A short distance south on the road, we stop at a cliff-top vantage point with a classic Big Sur view: a winding coastline dotted by stately sea arches and hidden coves, with rolling foothills receding into a mist of marine fog. For a rare moment, I wish I had a camera lens with longer focal length, so that I could zoom in on the many lovely details in this landscape.

Past Partington Point, we come to a long and crowded shoulder in the road overlooking McWay Cove. As Julia Pfeiffer Burns State Park was heavily affected by mudslides and fires in 2018, the parking lot and short trail that lead to a vantage point of McWay Falls are still closed, and the roadside overlook is our only option to catch a glimpse of the famous waterfall.
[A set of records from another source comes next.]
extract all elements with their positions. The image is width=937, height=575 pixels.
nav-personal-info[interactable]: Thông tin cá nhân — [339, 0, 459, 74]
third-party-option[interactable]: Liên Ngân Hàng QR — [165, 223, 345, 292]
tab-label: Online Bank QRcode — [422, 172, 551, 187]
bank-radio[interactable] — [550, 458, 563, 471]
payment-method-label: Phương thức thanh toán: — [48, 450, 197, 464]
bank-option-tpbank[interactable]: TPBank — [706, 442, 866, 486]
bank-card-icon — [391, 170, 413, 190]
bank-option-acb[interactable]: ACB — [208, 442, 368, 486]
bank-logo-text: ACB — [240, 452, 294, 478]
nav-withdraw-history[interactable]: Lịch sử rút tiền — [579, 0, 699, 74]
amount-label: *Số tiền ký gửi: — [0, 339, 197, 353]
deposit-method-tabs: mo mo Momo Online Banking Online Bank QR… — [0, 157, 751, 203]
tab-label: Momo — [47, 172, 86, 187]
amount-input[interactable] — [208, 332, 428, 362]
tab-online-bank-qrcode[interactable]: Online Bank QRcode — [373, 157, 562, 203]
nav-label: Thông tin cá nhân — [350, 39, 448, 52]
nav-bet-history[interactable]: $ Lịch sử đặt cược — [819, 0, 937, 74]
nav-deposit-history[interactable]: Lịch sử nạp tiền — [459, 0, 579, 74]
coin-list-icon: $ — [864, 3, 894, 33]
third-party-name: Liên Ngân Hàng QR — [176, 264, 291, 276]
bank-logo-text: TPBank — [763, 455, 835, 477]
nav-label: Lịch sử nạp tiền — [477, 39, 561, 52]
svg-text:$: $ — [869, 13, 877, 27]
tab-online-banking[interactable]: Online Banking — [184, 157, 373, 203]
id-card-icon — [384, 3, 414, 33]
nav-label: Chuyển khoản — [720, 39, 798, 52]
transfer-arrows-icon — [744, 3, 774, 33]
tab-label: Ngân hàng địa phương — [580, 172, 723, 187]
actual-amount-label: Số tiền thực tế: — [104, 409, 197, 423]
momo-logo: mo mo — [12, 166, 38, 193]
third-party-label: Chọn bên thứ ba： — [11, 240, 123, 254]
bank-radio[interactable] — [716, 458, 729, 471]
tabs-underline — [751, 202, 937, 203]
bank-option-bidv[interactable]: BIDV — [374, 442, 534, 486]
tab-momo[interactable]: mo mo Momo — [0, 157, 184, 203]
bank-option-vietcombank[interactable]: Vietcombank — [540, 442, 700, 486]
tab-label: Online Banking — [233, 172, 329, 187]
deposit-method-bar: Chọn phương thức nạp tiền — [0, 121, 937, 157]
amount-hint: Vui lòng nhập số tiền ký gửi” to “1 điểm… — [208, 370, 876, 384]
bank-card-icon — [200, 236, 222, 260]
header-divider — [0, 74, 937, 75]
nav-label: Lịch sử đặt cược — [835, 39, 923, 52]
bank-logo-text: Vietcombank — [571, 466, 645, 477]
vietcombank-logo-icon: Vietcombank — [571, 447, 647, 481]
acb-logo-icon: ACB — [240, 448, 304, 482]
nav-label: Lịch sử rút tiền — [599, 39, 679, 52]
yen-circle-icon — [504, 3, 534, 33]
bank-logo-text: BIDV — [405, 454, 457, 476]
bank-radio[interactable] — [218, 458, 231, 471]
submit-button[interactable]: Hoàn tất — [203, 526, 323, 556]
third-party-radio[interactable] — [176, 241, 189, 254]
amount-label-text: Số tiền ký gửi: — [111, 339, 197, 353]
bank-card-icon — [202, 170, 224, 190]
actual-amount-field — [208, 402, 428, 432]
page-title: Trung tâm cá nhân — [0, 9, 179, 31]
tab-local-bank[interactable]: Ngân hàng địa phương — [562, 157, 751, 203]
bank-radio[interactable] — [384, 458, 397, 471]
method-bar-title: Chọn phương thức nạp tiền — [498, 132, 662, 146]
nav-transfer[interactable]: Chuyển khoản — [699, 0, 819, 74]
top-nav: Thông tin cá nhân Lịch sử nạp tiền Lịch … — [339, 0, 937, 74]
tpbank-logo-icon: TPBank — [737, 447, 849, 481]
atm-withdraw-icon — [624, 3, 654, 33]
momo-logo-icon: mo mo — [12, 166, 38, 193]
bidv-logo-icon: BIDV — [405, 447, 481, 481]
Truth be told, having seen the falls from the lower trail in 2012, I actually prefer the higher angle of view, which affords a more balanced composition of the entire cove, the waterfall, the surrounding cliffs covered with pine trees (to me, actually the most affecting and defining characteristic of the scene), and the blue horizon beyond. Fortunately, we arrive well before sunset, so I am able to get my tripod squared away in a nice corner of the overlook before a flood of photographers, smartphone wielders, and drone enthusiasts (seriously, so many drones) descends upon the scene. I take a timelapse of the changing colors and light, which dance across the falls and their surrounding cliffs as the sun falls in the west.

Leaving the waterfall overlook, Jane and I move the tripod thirty yards up the road to the side of our car, where there is a lovely, north-facing view toward Partington Ridge, with layers of coves and promontories in between. As the sun sets, it casts shadows across the beaches and cliffs, making for a mesmerizing scene full of depth and detail - honestly, a more impressive subject than McWay Cove itself. As is the case for so many high-traffic photography locations, we have this second overlook completely to ourselves, even though the scrum above the falls is just a few yards down the road. I take another timelapse here before we pack up the tripod and retrace our route toward home. As we enter Big Sur Valley from the south, from a high bend in the road, we’re surprised by a gorgeous sight: the day’s last light on the valley walls to our northwest. I quickly swing the car into a shoulder and hop out to take a photo from this impromptu overlook, just moments before the light fades. The glimpse of it is tantalizing enough that we decide to return here for sunset the next day - though the weather and lighting conditions would prove to be quite different on our third and final day in the area. For now, we make the brief drive back to the lodge, where we enjoy another ramen dinner before heading to bed early, in anticipation of a long day of exploration in the southern reaches of the Sur.